University of Colorado Anschutz Medical Campus, Department of Medicine, Aurora, CO, United States of America.
ClinImmune Labs Aurora, CO, United States of America.
PLoS One. 2019 Mar 7;14(3):e0213179. doi: 10.1371/journal.pone.0213179. eCollection 2019.
Pulmonary alveolar proteinosis (PAP) is a rare lung disease characterized by the accumulation of pulmonary surfactant in alveolar macrophages and alveoli, resulting in respiratory impairment and an increased risk of opportunistic infections. Autoimmune PAP is an autoimmune lung disease that is caused by autoantibodies directed against granulocyte-macrophage colony-stimulating factor (GM-CSF). A shared feature among many autoimmune diseases is a distinct genetic association to HLA alleles. In the present study, we HLA-typed patients with autoimmune PAP to determine if this disease had any HLA association. We analyzed amino acid and allele associations for HLA-A, B, C, DRB1, DQB1, DPB1, DRB3, DRB4 and DRB5 in 41 autoimmune PAP patients compared to 1000 ethnic-matched controls and did not find any HLA association with autoimmune PAP. Collectively, these data may suggest the absence of a genetic association to the HLA in the development of autoimmune PAP.

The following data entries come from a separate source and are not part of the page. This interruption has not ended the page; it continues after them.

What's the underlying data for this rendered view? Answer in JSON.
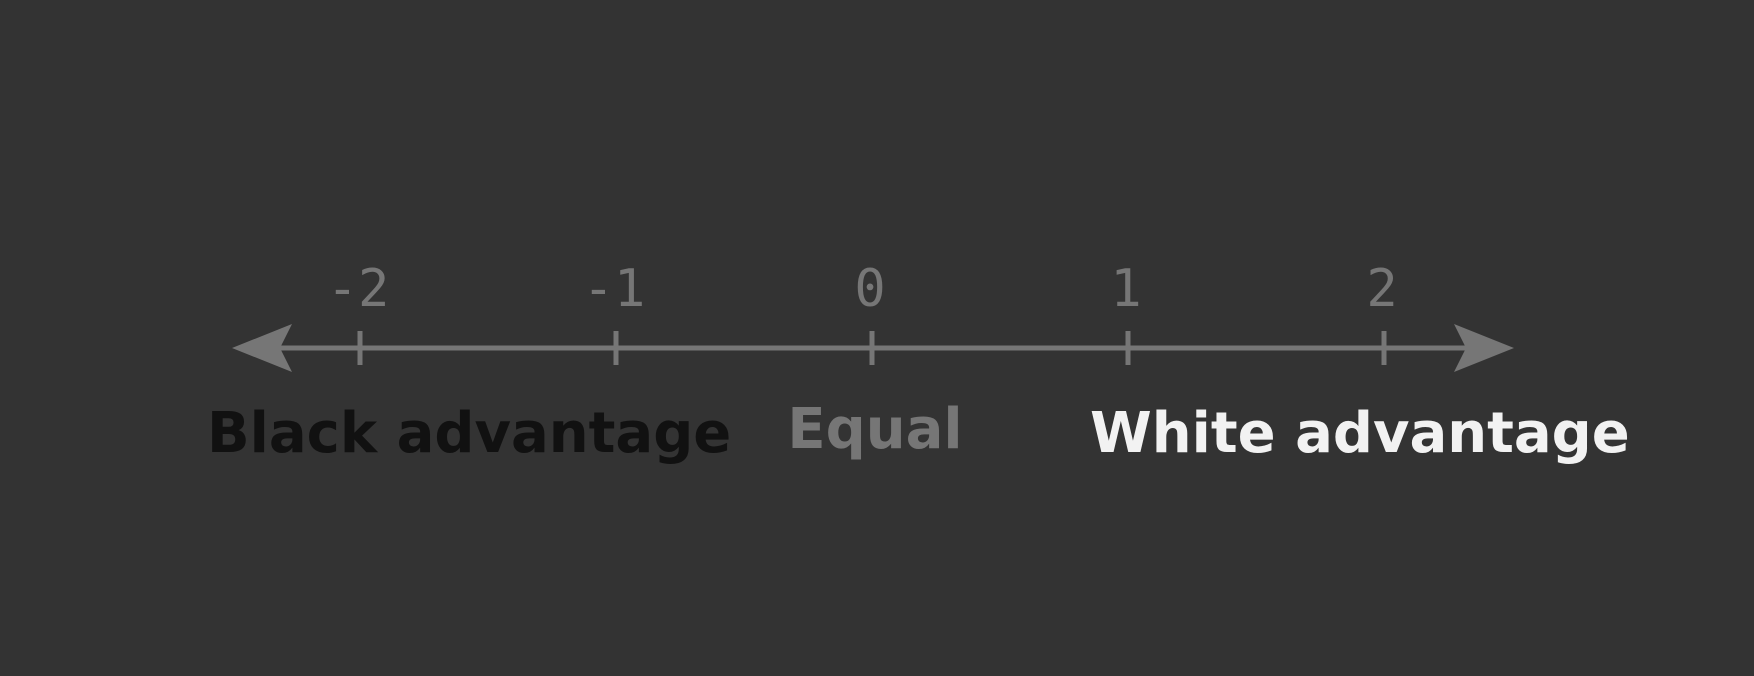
{
  "diagram": {
    "ticks": [
      {
        "value": -2,
        "label": "-2"
      },
      {
        "value": -1,
        "label": "-1"
      },
      {
        "value": 0,
        "label": "0"
      },
      {
        "value": 1,
        "label": "1"
      },
      {
        "value": 2,
        "label": "2"
      }
    ],
    "captions": {
      "black": "Black advantage",
      "equal": "Equal",
      "white": "White advantage"
    },
    "colors": {
      "background": "#333333",
      "axis": "#767676",
      "black_caption": "#111111",
      "equal_caption": "#767676",
      "white_caption": "#f2f2f2"
    }
  }
}
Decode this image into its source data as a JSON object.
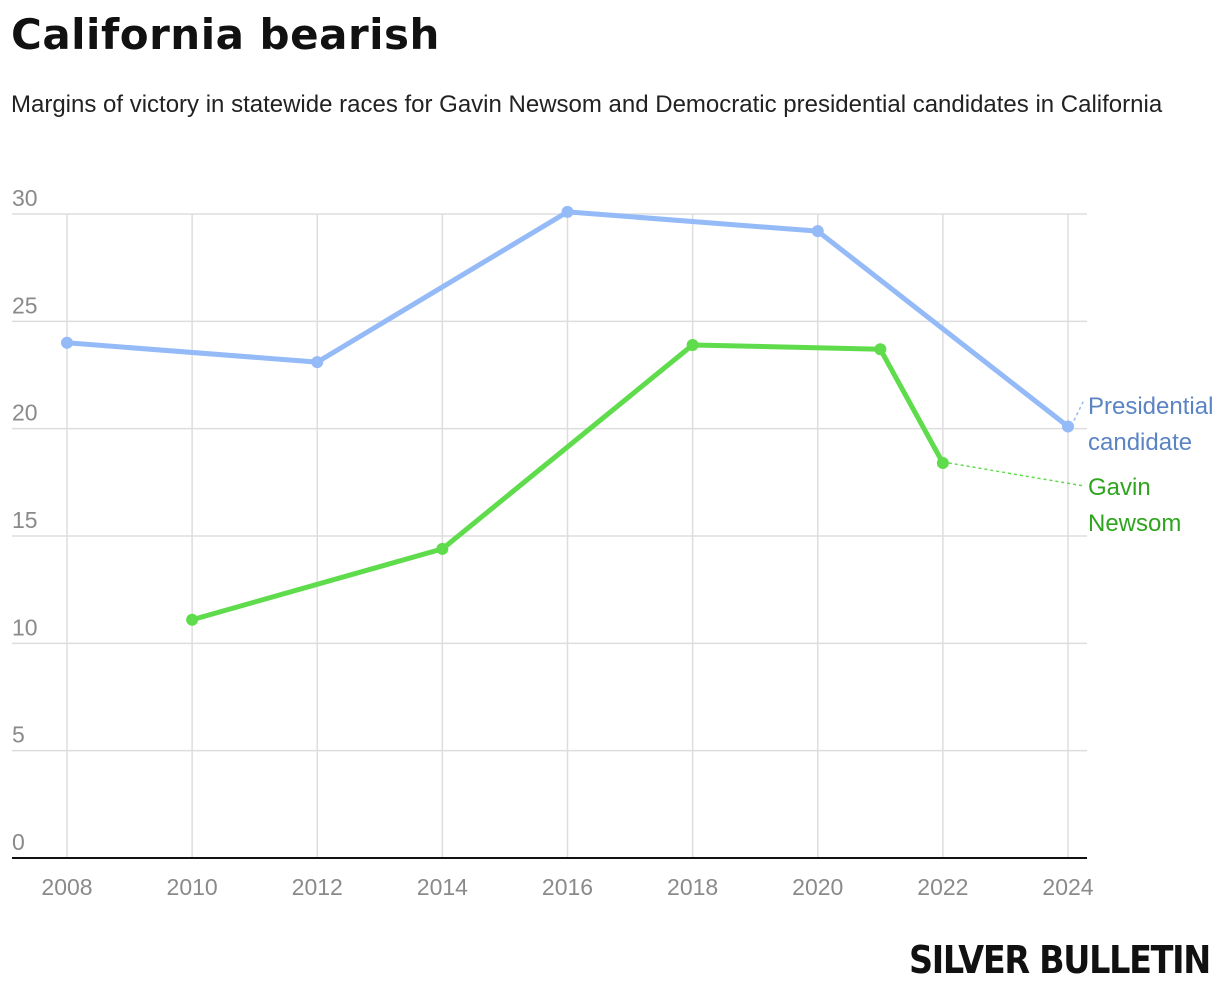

肺泡蛋白沉积症(PAP)是一种罕见的肺部疾病,其特征是肺泡巨噬细胞和肺泡中肺表面活性物质的积累,导致呼吸功能障碍和机会性感染的风险增加。自身免疫性 PAP 是一种自身免疫性肺部疾病,由针对粒细胞-巨噬细胞集落刺激因子(GM-CSF)的自身抗体引起。许多自身免疫性疾病的一个共同特征是与 HLA 等位基因有明显的遗传关联。在本研究中,我们对自身免疫性 PAP 患者进行了 HLA 分型,以确定该疾病是否与 HLA 有关。我们分析了 41 例自身免疫性 PAP 患者与 1000 名种族匹配对照者的 HLA-A、B、C、DRB1、DQB1、DPB1、DRB3、DRB4 和 DRB5 氨基酸和等位基因关联,未发现自身免疫性 PAP 与 HLA 有任何关联。综上所述,这些数据可能表明 HLA 与自身免疫性 PAP 的发生无关。